She told me she only masterbates to Kenny Rogers songs.
OMG. What did u say?
I told her I did too.
Guess who's still drunk but on time to court to represent a DUI?
You are my hero
Can we progress our friendship to a point where i'm at least granted a blowjob allowance?
I just saw two girls throwing up in the bathroom. they were high-fiving under the stall...
Dude I was fucking my girl on the couch and her dog came up and licked my balls. Does that mean we just had a threesome?
Her husband keeps getting drunk and making out with me. Good news is I found the strep carrier. Bad news is have strep again.
Like I couldn't describe it to you but if they did a lineup of penises i'd be able to pick it out.
She was pretty drunk. It was like watching a puppy explore the world for the first time.
I finally looked at the pictures from last night thanks for feeding me and pulling my pants up
I got up before the sun today.
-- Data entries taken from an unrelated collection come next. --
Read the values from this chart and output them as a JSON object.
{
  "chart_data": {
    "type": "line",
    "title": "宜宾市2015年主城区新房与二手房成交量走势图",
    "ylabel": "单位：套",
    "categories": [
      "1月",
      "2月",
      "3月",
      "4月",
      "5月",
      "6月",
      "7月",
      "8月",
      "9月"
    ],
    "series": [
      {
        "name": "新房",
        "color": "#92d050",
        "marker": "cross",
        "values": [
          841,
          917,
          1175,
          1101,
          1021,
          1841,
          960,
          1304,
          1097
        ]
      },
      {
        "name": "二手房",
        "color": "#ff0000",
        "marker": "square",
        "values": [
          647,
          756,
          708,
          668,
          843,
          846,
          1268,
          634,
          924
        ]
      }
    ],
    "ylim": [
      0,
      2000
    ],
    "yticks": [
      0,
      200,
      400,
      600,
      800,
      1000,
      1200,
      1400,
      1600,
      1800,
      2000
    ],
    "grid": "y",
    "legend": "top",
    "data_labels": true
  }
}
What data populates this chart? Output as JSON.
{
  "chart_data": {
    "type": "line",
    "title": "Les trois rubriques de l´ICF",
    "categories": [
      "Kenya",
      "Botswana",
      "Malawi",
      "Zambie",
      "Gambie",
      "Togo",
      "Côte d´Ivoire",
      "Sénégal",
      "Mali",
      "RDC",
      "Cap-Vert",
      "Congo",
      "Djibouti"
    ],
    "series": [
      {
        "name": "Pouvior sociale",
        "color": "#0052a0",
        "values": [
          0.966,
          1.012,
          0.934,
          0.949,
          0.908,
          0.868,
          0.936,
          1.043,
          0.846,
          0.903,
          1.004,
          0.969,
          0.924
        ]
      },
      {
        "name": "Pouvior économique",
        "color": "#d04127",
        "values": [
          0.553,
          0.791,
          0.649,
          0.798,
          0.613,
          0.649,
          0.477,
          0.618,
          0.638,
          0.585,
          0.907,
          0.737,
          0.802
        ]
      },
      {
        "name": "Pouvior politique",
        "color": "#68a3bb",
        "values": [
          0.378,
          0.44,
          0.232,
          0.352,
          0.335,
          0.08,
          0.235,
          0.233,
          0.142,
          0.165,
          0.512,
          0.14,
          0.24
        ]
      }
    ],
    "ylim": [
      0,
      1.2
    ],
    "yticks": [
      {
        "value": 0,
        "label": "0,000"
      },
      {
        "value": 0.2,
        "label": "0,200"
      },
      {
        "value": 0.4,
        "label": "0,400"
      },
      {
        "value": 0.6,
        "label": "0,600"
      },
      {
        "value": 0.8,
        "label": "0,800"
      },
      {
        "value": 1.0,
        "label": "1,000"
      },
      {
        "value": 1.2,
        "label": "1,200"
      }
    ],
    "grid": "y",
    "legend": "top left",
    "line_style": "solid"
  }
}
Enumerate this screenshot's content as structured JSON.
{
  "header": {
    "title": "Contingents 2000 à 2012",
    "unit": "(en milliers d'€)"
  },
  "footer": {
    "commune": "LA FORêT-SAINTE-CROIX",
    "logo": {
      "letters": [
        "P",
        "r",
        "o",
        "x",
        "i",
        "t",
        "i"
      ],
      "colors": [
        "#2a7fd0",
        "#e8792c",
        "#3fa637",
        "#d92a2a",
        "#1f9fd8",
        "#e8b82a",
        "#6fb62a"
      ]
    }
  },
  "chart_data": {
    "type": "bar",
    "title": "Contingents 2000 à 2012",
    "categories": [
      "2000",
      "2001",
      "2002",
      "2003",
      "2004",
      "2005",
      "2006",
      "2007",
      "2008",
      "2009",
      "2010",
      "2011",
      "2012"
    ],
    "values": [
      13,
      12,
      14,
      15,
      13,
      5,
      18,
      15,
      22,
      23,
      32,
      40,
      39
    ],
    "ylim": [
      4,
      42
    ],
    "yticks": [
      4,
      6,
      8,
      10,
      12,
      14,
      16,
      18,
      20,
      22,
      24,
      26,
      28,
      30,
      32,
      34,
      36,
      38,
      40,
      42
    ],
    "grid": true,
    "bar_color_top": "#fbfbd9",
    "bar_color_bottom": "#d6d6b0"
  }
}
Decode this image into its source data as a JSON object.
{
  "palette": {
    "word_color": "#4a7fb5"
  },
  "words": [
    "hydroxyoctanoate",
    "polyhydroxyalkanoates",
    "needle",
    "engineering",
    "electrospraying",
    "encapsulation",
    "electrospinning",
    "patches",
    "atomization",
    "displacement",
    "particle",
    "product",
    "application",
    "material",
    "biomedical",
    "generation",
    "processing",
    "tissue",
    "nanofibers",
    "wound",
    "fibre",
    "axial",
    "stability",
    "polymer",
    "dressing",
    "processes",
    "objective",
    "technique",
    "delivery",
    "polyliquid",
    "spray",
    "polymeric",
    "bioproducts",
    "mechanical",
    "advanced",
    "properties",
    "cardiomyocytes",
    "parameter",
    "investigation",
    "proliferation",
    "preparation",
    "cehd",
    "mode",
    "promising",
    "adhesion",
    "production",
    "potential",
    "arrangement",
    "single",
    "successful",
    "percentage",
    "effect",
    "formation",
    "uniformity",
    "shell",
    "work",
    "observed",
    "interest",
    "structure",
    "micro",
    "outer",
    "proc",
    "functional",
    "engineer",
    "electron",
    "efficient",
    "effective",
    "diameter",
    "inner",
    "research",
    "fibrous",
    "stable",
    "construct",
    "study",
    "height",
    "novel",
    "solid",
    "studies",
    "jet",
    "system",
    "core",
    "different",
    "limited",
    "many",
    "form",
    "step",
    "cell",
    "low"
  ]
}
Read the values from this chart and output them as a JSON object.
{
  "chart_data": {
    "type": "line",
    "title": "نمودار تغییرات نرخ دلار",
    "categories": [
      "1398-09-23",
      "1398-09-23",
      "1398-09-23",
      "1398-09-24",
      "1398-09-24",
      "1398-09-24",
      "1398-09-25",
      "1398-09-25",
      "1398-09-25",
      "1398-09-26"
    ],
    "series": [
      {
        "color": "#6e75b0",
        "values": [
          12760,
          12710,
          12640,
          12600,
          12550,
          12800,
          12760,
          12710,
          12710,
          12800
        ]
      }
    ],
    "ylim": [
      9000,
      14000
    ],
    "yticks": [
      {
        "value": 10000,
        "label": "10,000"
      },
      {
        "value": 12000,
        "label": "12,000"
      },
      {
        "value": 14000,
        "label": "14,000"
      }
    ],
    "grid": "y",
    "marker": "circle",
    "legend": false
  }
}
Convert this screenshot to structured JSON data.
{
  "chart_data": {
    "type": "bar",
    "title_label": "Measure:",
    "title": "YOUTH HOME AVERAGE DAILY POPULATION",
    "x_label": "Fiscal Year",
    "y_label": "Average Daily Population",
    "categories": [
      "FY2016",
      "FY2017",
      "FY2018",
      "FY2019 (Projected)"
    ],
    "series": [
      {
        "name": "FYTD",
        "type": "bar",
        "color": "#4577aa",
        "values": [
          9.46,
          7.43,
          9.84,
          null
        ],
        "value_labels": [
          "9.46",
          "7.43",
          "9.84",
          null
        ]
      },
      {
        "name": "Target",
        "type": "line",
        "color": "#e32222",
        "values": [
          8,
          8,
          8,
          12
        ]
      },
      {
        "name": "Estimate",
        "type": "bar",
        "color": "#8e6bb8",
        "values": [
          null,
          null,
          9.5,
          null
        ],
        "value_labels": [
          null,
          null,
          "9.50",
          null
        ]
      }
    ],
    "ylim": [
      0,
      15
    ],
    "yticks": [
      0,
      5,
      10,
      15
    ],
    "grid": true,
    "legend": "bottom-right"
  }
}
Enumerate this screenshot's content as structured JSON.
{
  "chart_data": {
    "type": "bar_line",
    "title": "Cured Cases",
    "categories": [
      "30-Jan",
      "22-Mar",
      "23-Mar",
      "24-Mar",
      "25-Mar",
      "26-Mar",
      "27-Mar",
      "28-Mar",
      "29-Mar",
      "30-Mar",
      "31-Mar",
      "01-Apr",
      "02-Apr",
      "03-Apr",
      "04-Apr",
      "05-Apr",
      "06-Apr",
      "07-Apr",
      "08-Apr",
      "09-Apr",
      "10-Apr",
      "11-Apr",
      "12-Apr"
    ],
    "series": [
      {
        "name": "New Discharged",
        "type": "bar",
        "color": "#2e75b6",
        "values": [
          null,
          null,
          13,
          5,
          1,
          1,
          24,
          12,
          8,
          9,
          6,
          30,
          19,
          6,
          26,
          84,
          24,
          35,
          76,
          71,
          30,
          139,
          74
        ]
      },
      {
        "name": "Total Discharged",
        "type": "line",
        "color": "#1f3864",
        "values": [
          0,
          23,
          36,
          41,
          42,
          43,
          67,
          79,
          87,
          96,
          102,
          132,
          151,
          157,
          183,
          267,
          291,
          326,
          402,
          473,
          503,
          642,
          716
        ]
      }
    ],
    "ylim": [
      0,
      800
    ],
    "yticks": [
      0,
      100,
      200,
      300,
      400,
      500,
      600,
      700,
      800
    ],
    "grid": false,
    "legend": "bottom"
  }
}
That makes me sun for the day.
When did you start smoking in order to be high by 4:30?
My boyfriend told me that I said I wanted to "feast on her vagina"... Glad I don't remember.
PEOPLE ARE STILL EATING FAJITAS IN DROVES. BY THE CASELOAD. THERES A FORKLIFT OF SIZZLING MEATS.
after stripping the bed and soaking it with the "pet spot remover" I have, I decided in the best interest of my mattress and our drunk friends bladders, i should invest in rubber sheets.
Is it bad I use my AA meeting to hookup with guys?
He's finally divorcing her, so naturally he tells me that we're not exclusive anymore. His penis 'wants what it wants' apparently.